The four gigged locally, playing both original material and, as was de rigueur in those days, a healthy dose of cover songs ("We did the entire side of Abbey Road!") before heading down to George Hellow's studio in Windsor to record. It was there that the guys were discovered by the great trumpeter Floyd Jones, who had only recently returned to the Detroit area after a long stint touring with Ray Charles, and who had found work as a bandleader at the Elmwood Casino on the Canadian side. "While we were recording our originals, Floyd Jones heard us and because we were Canadian, he knew we had a chance of getting on CKLW, a station which at the time had to play thirty per cent Canadian music."

The boys accompanied Jones across the border to Guido Marasco's little-known GM Studios in East Detroit (where Bob Seger had recorded his Noah and Mongrel albums and where Denis Coffey was about to put his legendary funked-out 'Scorpio' to tape) and issued a couple of singles on Marasco's own GM imprint. The first of those, the grammatically challenged 'Help for My Waiting' with its funkier flipside 'Means and Ways', was produced by Jones and is clearly the better of the two.

This was 1970, remember, and radio was starting to warm to bands like Rare Earth, whose first salvo 'Get Ready' was peaking nationally in the U.S. So it must have seemed like just the right time for four pasty Canucks playing this weird fusion of acid rock with African-American riffs. The groovy organ-flecked a-side actually managed to get a few spins locally, reaching a respectable #25 on Windsor's CKLW the week of January 4, 1971 and #20 two weeks later on WKNR over in the D. The disc was later repressed for national distribution on Big Tree in the States and on London up here in Canada, though neither song troubled any charts outside the Windsor/Detroit area.

But somehow the record found a following all its own over in Europe. With the sides often reversed, and sheathed in beautiful full-colour picture sleeves, 'Means and Ways' / 'Help for My Waiting' filled the racks in record shops as far away as Germany, Spain and Italy. What's more, another single, 'Psychedelic Lipstick', did even better. In fact, the group's promoters, Larry Douglas Productions, even took out a full-page ad in the July 4th, 1970 edition of Billboard touting the lads as "International Hit Artists from [sic] Detroit, Michigan", with at least six different issues of 'Psychedelic Lipstick' listed: on PDU in Italy and Switzerland, Vogue in Germany and Austria as well as in France, Stateside in the Netherlands and Benelux, Discophon in Spain and Embers in the U.K. The Italians, it seems, were particularly smitten, going so far as to release an entire album of songs that year.
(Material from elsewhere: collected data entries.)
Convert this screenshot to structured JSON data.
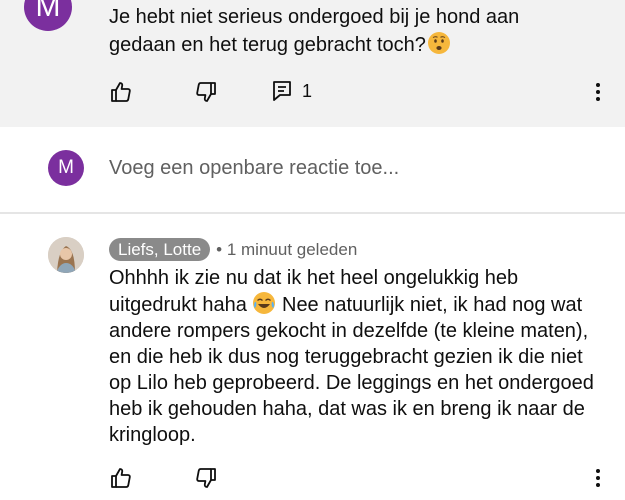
{
  "top_comment": {
    "avatar_letter": "M",
    "text": "Je hebt niet serieus ondergoed bij je hond aan gedaan en het terug gebracht toch?",
    "emoji": "worried-face-emoji",
    "reply_count": "1"
  },
  "reply_box": {
    "avatar_letter": "M",
    "placeholder": "Voeg een openbare reactie toe..."
  },
  "reply": {
    "author": "Liefs, Lotte",
    "time": "• 1 minuut geleden",
    "text_part1": "Ohhhh ik zie nu dat ik het heel ongelukkig heb uitgedrukt haha ",
    "emoji": "face-with-tears-of-joy-emoji",
    "text_part2": " Nee natuurlijk niet, ik had nog wat andere rompers gekocht in dezelfde (te kleine maten), en die heb ik dus nog teruggebracht gezien ik die niet op Lilo heb geprobeerd. De leggings en het ondergoed heb ik gehouden haha, dat was ik en breng ik naar de kringloop."
  },
  "colors": {
    "top_background": "#f2f2f2",
    "avatar": "#7b2f9e",
    "author_chip": "#8a8a8a",
    "secondary_text": "#606060"
  }
}
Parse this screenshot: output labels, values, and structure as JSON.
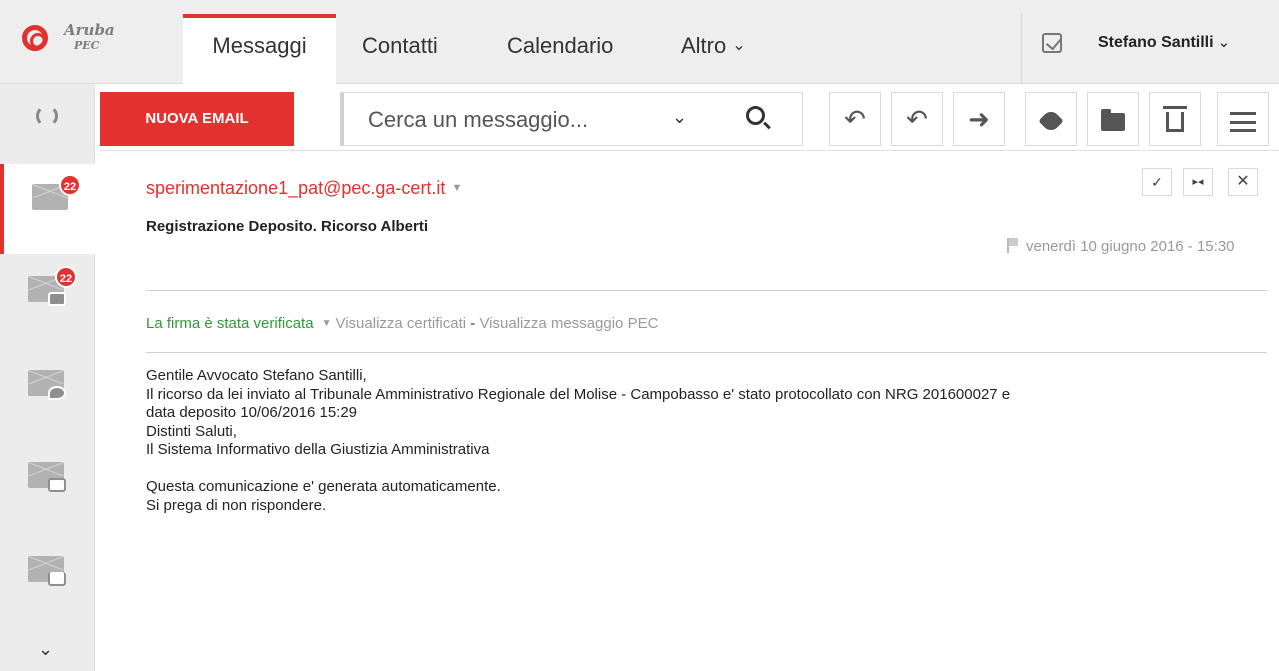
{
  "logo": {
    "line1": "Aruba",
    "line2": "PEC"
  },
  "tabs": {
    "messaggi": "Messaggi",
    "contatti": "Contatti",
    "calendario": "Calendario",
    "altro": "Altro"
  },
  "user": {
    "name": "Stefano Santilli"
  },
  "sidebar": {
    "badge_inbox": "22",
    "badge_pec": "22"
  },
  "toolbar": {
    "new_email_label": "NUOVA EMAIL",
    "search_placeholder": "Cerca un messaggio..."
  },
  "message": {
    "sender": "sperimentazione1_pat@pec.ga-cert.it",
    "subject": "Registrazione Deposito.  Ricorso Alberti",
    "date": "venerdì 10 giugno 2016 - 15:30",
    "signature_status": "La firma è stata verificata",
    "view_certificates": "Visualizza certificati",
    "separator": " - ",
    "view_pec": "Visualizza messaggio PEC",
    "body_lines": [
      "Gentile Avvocato Stefano Santilli,",
      "Il ricorso da lei inviato al Tribunale Amministrativo Regionale del Molise - Campobasso e' stato protocollato con NRG 201600027 e",
      "data deposito 10/06/2016 15:29",
      "Distinti Saluti,",
      "Il Sistema Informativo della Giustizia Amministrativa",
      "",
      "Questa comunicazione e' generata automaticamente.",
      "Si prega di non rispondere."
    ]
  },
  "colors": {
    "accent": "#e3312f",
    "verified": "#2e9a3a"
  }
}
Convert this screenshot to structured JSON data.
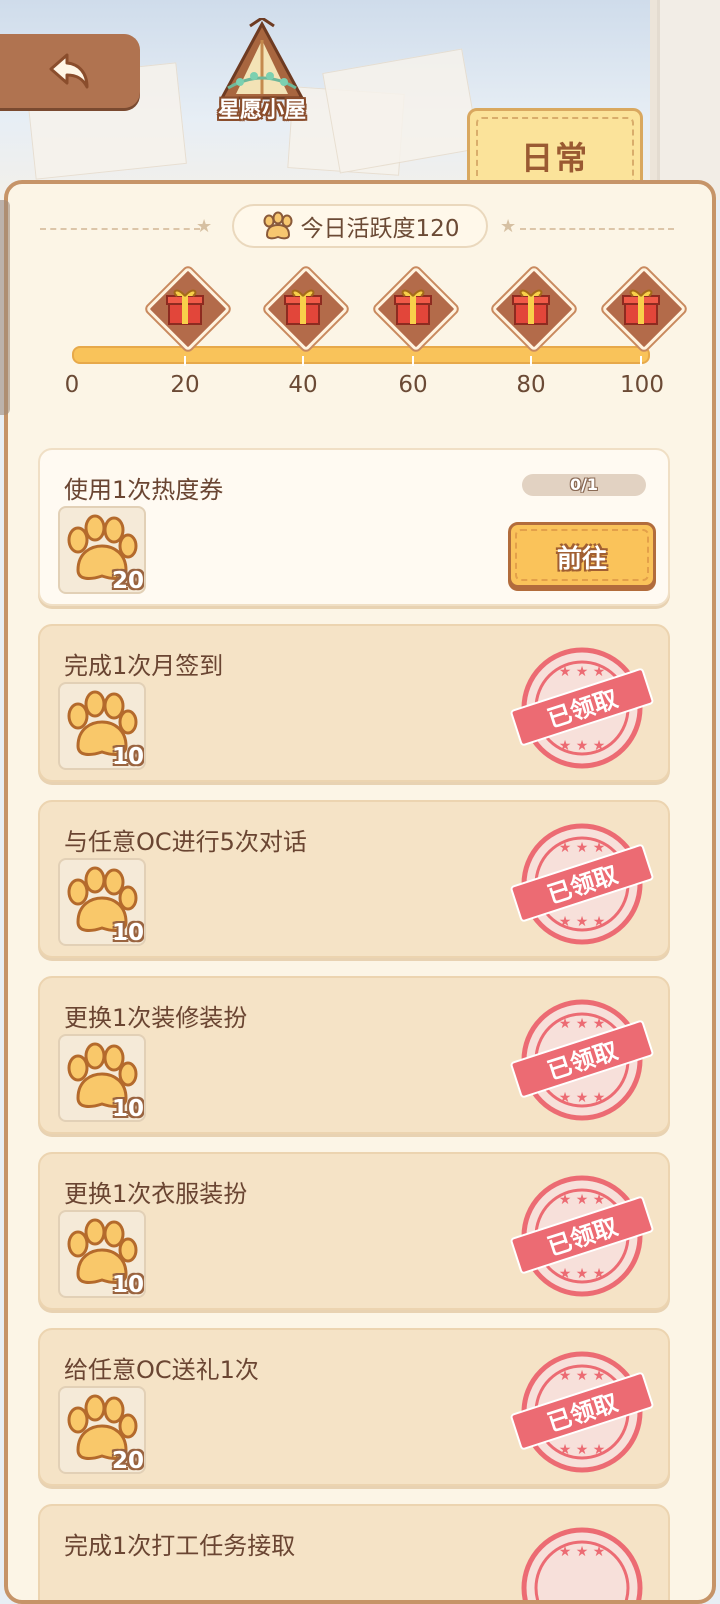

"The European thing was very exciting," adds Unger. "A man named Larry Douglas, supposedly a big promoter from Paris, wrote typed letters on very fine, almost silky paper, telling Guido how wonderful our records were and how we should tour Europe! A little after that I began writing letters to Larry on the sly, sneaking behind Guido's back, I guess. We were unhappy because nothing was happening and I blamed GM studios, little realizing that without a smash hit we were useless to them. Larry's letters would come to Kingsville from Paris and he would try to tell me that we were being screwed by Guido and that we should come to Paris on our own." Unfortunately, the Dorians were essentially broke and had no way of getting to Europe to capitalize on those foreign markets. "Eventually the letters stopped, but I always wondered what would have happened if we had gone to Europe and how much we charted over there."

And then by 1972, as quickly as it had started, it was back to the day jobs for the Dorians. Only Loop achieved a modicum of success in the business, recording with Edward Bear - including a bass slot on their million-seller 'Last Song' - before joining New Potatoes for their 1973 Capitol LP. Unger summed things up nicely: "We had good stuff. I think had we stuck it out we would have eventually found our groove but we were down-hearted that our single died."